High Frequency counter in ESP8266 not using interrupt

Thread Starter

mar10

Joined Mar 23, 2019
68
In relation to my project as documented in the Wireless&RF section , I need to solve how to count a high speed set of pulses using an ESP8266 running on esp-open-rtos.
The article here already confirms that this is a true challenge and I am actually looking for another approach.
I hope that the ESP8266 has a way to use the counter that is normally used for a timer can also be triggered by a GPIO input instead of the CPU clock/divider.
My code would reset the counter, trigger the LC circuit to generate pulses every 3µs and after 100µs or whenever convenient I would read out the counter value. Depending on the position of the water meter dial, that counter value would vary between 5 and 30.
The key reason I cannot use an interrupt based approach is that handling an interrupt supposedly is going to take longer than the pulse distance and it would also be hogging the CPU (see article referenced above).

The challenge I have is that these counters are very badly documented and I am not sure if the ESP8266 can be programmed as proposed.
In the latter case I would probably introduce a hardware counter, but that feels like a pity if we could do it on the ESP8266.

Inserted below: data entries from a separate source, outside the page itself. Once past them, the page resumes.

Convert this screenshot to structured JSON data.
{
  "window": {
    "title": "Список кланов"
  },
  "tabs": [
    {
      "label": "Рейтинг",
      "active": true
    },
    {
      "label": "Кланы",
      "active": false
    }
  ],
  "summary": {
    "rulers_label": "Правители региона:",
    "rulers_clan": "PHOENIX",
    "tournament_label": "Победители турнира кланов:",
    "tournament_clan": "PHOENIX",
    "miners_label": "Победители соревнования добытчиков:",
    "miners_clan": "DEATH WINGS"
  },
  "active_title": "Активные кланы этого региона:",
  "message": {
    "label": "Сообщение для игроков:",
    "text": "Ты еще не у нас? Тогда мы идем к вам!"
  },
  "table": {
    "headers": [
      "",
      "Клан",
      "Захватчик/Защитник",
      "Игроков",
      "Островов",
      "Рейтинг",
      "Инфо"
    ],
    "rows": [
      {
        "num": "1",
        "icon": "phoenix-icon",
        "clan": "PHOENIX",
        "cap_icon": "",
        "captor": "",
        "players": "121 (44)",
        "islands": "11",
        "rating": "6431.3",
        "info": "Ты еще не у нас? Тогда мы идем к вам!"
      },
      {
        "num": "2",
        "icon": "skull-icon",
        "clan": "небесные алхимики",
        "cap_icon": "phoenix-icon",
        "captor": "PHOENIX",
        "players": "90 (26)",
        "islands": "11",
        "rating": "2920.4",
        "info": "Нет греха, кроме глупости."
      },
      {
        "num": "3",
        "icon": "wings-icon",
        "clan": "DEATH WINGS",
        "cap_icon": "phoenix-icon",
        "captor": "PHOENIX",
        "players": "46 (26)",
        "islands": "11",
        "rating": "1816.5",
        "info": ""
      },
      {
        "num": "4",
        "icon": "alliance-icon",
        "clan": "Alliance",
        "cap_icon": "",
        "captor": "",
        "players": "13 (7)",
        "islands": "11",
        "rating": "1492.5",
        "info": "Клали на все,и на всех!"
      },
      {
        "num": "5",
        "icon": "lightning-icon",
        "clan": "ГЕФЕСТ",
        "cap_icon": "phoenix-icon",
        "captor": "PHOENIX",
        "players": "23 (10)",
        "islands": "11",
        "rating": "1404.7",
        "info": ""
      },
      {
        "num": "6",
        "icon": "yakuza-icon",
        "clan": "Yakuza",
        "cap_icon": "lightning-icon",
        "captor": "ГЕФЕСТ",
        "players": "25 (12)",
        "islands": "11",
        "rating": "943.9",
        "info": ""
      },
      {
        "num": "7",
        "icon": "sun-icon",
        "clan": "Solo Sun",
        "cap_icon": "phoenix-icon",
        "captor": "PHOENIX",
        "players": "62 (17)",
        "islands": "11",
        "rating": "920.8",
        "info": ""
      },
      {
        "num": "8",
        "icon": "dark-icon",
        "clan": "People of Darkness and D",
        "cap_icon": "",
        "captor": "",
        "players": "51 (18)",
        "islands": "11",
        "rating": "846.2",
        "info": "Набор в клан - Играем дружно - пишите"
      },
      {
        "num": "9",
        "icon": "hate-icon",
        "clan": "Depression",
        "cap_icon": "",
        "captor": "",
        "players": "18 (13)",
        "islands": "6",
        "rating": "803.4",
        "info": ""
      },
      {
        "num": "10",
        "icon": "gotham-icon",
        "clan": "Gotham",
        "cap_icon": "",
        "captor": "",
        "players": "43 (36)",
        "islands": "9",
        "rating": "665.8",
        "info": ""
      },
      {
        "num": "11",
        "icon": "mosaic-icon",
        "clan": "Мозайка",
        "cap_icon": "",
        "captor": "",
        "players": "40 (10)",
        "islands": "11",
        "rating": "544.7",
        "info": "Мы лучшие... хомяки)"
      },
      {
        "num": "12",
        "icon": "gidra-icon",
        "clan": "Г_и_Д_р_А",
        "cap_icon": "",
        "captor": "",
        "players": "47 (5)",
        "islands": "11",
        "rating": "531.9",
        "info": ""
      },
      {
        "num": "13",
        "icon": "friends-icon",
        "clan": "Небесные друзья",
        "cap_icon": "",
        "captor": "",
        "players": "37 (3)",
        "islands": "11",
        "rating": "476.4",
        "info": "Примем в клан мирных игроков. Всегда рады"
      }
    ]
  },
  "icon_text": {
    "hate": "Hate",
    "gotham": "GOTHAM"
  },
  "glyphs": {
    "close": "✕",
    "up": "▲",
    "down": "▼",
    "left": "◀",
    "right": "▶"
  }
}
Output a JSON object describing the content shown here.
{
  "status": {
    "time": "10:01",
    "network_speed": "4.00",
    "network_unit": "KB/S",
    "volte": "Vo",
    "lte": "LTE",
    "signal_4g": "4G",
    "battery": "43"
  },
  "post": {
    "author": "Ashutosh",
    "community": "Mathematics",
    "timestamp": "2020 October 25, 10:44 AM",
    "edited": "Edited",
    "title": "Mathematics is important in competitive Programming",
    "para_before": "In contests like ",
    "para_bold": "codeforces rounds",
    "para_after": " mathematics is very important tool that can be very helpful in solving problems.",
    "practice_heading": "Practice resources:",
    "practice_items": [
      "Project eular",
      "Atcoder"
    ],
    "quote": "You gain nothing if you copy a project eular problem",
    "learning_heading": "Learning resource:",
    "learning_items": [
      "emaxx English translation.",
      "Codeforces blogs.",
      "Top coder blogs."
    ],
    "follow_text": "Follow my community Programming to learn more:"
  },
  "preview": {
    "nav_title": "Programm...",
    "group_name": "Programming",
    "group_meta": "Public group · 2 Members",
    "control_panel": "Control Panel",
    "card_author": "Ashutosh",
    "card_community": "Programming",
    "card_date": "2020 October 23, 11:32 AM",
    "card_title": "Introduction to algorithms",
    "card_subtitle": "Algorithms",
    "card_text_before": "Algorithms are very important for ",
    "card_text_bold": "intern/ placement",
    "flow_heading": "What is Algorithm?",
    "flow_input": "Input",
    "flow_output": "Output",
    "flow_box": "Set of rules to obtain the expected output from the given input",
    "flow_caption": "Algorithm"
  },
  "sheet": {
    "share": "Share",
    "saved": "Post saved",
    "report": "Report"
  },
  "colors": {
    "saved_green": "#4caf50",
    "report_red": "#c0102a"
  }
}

Anyone knows if this plan is possible, and if so, some hints would be nice ;-)
PS. there might be a problem if this is not compatible with the I2S output, which I use to generate the LC trigger signal (V(n012) and V(n002)).

Figure 1: The objective is to tell how many pulses are at V(out) after a trigger, the time they take is not relevant.
Screenshot 2021-08-23 at 22.28.53.png
 

mckenney

Joined Nov 10, 2018
123
I'm not familiar with the ESP8266, but I have done this with other MCUs. Skimming the TRM (V1.7) I'm not optimistic.

The keywords here are "external clock source [for timer/counter]". It looks like FRC1 (PWM) always uses the system clock as its source. FRC2 (IR) is less explicit, but since it seems to be doing a 38kHz demodulation I suspect it also (always) uses the system clock.

If you're really running at 80MHz, that's 3*80=240 CPU clocks per pulse, which might be enough to take a GPIO interrupt and increment a counter variable. This would eat into your CPU budget, but it looks(?) like the pulses only appear sporadically in bursts, so maybe you can schedule around it.
 

Thread Starter

mar10

Joined Mar 23, 2019
68
Thanks mckenny,

You are confirming my suspicions and it seems like a pity that they did not cater for this scenario.
I will probably test how far I get, but am afraid it will be a border case, making the results unreliable.
I have my eye on a 74HC590 which would work fine at the cost of a lot of IO lines (6 or 7) to get it done.
 
You could use say a small micrcontroller to count the pulses and use SPI or I2C to read the count when needed. That would cut down on your IO usage. Maybe one other pin to tell the controller whether to count or not.
 

Thread Starter

mar10

Joined Mar 23, 2019
68
I think I can save IO lines even more by using the following trick on the 74HC590.

Considering it has a ripple carry output RCO, I would need 3 pins. One to read the RCO, one to reset and one that drives the clock of the counter in parallel with the LC circuit output. When it is time to read the value of the counter, I will trigger the clock as often till via the RCO it reports an interrupt. The amount of pulses needed for that is 256 minus the counter value. I have a lot of time until the next measurement is needed, like 50ms.

Still curious though if there is not a way to do the original plan with driving the counter of the ESP from GPIO...
 

Thread Starter

mar10

Joined Mar 23, 2019
68
@michael8, this is an analogue technique which sounds as an interesting idea. If we pursue it, I will discuss it in the wireless forum.

Still curious though if there is not a way to do the original plan with driving the counter of the ESP from GPIO...
 

geekoftheweek

Joined Oct 6, 2013
737
I did a little looking around out of curiosity. I've used the ESP8266 for a few projects, but never really looked into what exactly they can do. I mostly use them to convert WiFI to I2C and crunch numbers instead of doing floating point on PICs.

I found https://www.espressif.com/sites/default/files/documentation/esp8266-technical_reference_en.pdf which gives a pretty good idea of the possibilities. Long story short there isn't a way in hardware to directly tie an input to a counter like many other controllers. It's all going to have to happen in software (other than interrupts) which as you have found gets harder with faster signals.